Im using autoloader to incrementally load the data into silver layer from bronze tables where I use changeFeed feature.
This is how I read the df
df = spark.readStream.format("delta") \
.option("readChangeFeed", "true") \
.table("mdp_prd.bronze.nrq_customerassetproperty_autoloader_nodups")
I also use the def
to pass this function inside ForEachBatch
when writing the stream.
part of function look like this.
from pyspark.sql.functions import col
def update_changefeed(df, epochId):
filtered_df = df.filter(col("_change_type").isin("insert", "update_postimage", "delete"))
filtered_df.createOrReplaceTempView("test2")
Running the writing part of the code failes:
df.writeStream.foreachBatch(update_changefeed) \
.option("checkpointLocation", checkpoint_directory) \
.trigger(availableNow=True).start().awaitTermination()
error telling me that The table or view "test2" cannot be found
.
I tried to test the function and create the tmp view
out of the streaming df
and it worked. I think the problem is when the function is passed to ForEachBatch
it does not create it there. Is there any fix or solution to this?
Yes @Greencolor. As you said we need to use global view.
from pyspark.sql.functions import col
def update_changefeed(df,id):
ndf1 = df.filter(col("fare_amount")>10)
ndf2 = df.filter(col("fare_amount")<10)
ndf1.createGlobalTempView("test1")
ndf2.createGlobalTempView("test2")
spark.sql("show views from global_temp").show()
output for above function.
results.
This is because from documentation, TEMPORARY views are visible only to the session that created them and are dropped when the session ends. As mentioned in the follow up solution thread, that is the dataframe created from the session cloned from original. So, it is valid to that specific session.

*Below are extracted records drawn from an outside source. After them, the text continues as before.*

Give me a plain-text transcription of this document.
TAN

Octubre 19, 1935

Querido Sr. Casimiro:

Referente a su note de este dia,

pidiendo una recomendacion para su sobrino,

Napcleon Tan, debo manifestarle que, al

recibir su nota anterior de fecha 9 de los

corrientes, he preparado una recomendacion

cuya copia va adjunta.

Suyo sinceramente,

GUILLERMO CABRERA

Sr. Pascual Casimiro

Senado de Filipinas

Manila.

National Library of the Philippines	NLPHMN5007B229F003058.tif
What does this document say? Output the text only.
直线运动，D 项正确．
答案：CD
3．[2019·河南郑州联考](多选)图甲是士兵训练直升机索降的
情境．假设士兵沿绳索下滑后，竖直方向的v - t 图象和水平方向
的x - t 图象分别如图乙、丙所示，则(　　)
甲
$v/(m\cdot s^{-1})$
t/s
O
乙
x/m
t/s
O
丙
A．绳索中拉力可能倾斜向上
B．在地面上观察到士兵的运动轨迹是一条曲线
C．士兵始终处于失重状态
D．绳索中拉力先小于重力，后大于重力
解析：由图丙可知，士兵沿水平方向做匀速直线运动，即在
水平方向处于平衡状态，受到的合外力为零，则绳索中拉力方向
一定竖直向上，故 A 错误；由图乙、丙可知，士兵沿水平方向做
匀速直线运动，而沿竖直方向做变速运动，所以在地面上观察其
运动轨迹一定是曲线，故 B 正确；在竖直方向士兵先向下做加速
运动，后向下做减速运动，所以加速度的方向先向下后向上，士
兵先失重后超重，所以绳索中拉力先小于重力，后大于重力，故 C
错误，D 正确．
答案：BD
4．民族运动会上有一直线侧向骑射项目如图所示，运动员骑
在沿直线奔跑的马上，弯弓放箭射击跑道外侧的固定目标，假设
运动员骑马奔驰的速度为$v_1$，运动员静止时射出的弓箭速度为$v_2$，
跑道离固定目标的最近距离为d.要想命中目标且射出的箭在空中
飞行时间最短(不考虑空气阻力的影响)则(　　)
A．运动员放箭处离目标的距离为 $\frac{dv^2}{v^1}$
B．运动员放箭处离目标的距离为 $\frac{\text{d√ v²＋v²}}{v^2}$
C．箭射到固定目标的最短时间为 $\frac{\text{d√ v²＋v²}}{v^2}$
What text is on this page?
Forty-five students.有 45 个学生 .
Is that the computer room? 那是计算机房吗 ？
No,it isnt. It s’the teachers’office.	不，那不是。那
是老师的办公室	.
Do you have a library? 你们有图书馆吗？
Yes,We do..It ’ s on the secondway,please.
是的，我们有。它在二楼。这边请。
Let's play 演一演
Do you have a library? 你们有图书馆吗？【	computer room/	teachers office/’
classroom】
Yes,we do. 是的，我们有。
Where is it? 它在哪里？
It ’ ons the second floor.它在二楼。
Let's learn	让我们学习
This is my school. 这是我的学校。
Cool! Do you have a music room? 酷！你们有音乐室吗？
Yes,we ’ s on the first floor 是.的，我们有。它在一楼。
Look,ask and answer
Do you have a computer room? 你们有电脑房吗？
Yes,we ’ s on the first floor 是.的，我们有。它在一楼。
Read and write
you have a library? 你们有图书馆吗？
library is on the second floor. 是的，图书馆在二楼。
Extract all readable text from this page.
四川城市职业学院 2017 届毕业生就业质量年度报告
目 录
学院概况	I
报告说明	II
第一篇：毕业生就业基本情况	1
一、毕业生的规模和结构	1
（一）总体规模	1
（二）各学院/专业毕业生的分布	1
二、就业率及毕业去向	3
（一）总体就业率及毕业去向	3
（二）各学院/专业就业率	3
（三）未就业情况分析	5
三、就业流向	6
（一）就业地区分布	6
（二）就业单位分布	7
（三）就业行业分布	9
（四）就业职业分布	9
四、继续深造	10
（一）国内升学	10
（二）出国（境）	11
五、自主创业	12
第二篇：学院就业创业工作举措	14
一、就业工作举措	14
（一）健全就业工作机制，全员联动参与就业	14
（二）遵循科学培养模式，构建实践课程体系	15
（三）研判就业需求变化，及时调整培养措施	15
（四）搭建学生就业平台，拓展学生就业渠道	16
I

You see below it printing view with dataframe session and not for original spark.
Code:
from pyspark.sql.functions import col
def update_changefeed(df,id):
ndf1 = df.filter(col("fare_amount")>10)
ndf1.createOrReplaceTempView("test1")
temp_views = df.sparkSession.catalog.listTables()
print(f"Views in this batch:{temp_views}")
spark.sql("show views from default").show()